Сигизмунд Кржижановский. Клуб убийц букв.

-------------------------------------------------

Петя был плохим артистом. Это все знали, знал и он сам. Но он все равно играл, потому что играть любил, а делать что-то другое Петя умел еще хуже, чем играть. Играл он, в основном, в разных детских спектаклях. Играл разбойников, волков, Дедов Морозов, каждого из Двенадцати Месяцев, сказочников и пиратов. Это его кормило и, несмотря на осознание своего театрального ничтожества, Петя был жизнью удовлетворен.

В это слегка дождливое утро Петя шел, весело насвистывая, на прослушивание в только что открывшейся театр. Театром, по большому счету, его еще нельзя было назвать, так как он состоял только из главного режиссера-вдохновителя, названия и снятого полуподвального помещения в старом фонде. 

Режиссера звали Василием Степановичем, но он предпочитал называться громко, Варсалафием. Он был очень прогрессивно настроенным молодым человеком, с длинными, не очень чистыми, волосами, в косоворотке, ну и, как положено, с горящим комсомольским взором. Свой театр он хотел назвать Новым Театром,  но ему сказали, что такой театр уже есть. Варсалафий не растерялся – “Тогда назовем его - Еще Одни Новый Театр. Посмотрим, который история полюбит больше”. Народ подумал и сократил до  “Еще Один”.

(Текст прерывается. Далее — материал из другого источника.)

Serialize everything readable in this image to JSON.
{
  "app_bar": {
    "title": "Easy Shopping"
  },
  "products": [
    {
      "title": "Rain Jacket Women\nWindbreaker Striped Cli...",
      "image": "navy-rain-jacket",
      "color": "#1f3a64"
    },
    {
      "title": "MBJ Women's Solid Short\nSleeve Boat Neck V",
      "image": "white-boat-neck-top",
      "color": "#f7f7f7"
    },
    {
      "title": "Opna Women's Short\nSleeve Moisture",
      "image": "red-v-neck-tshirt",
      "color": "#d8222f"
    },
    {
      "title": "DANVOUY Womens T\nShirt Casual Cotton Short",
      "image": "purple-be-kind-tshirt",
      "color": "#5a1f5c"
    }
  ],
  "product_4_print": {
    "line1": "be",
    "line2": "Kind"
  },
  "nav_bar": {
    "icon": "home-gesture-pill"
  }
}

Так вот в этот, Еще Один театр, Петя шел на прослушивание на роль в новаторской постановке Гамлета. Варсалафий прожужжал всем уши о своих идеях, но сами идеи загадочно хранил пока в своей гениальной голове.

На прослушивании народу было немного. В основном знакомая по детским утренникам публика. Пете было предложено изобразить умирание лилии, потом что-то продекламировать по книжке; текст он видел впервые. Варсалафий смотрел внимательно, запрокидывая назад голову, иногда нервно вскакивал, обходил вокруг угловато умирающего Пети, потом опять садился и опять резко запрокидывал голову. Когда Петя закончил читать странное стихотворение, Варсалафий сказал, запустив пятерню с грязными обкусанными ногтями в, и без того растрепанные, волосы, - “Великолепно, приходи в понедельник на раздачу ролей”.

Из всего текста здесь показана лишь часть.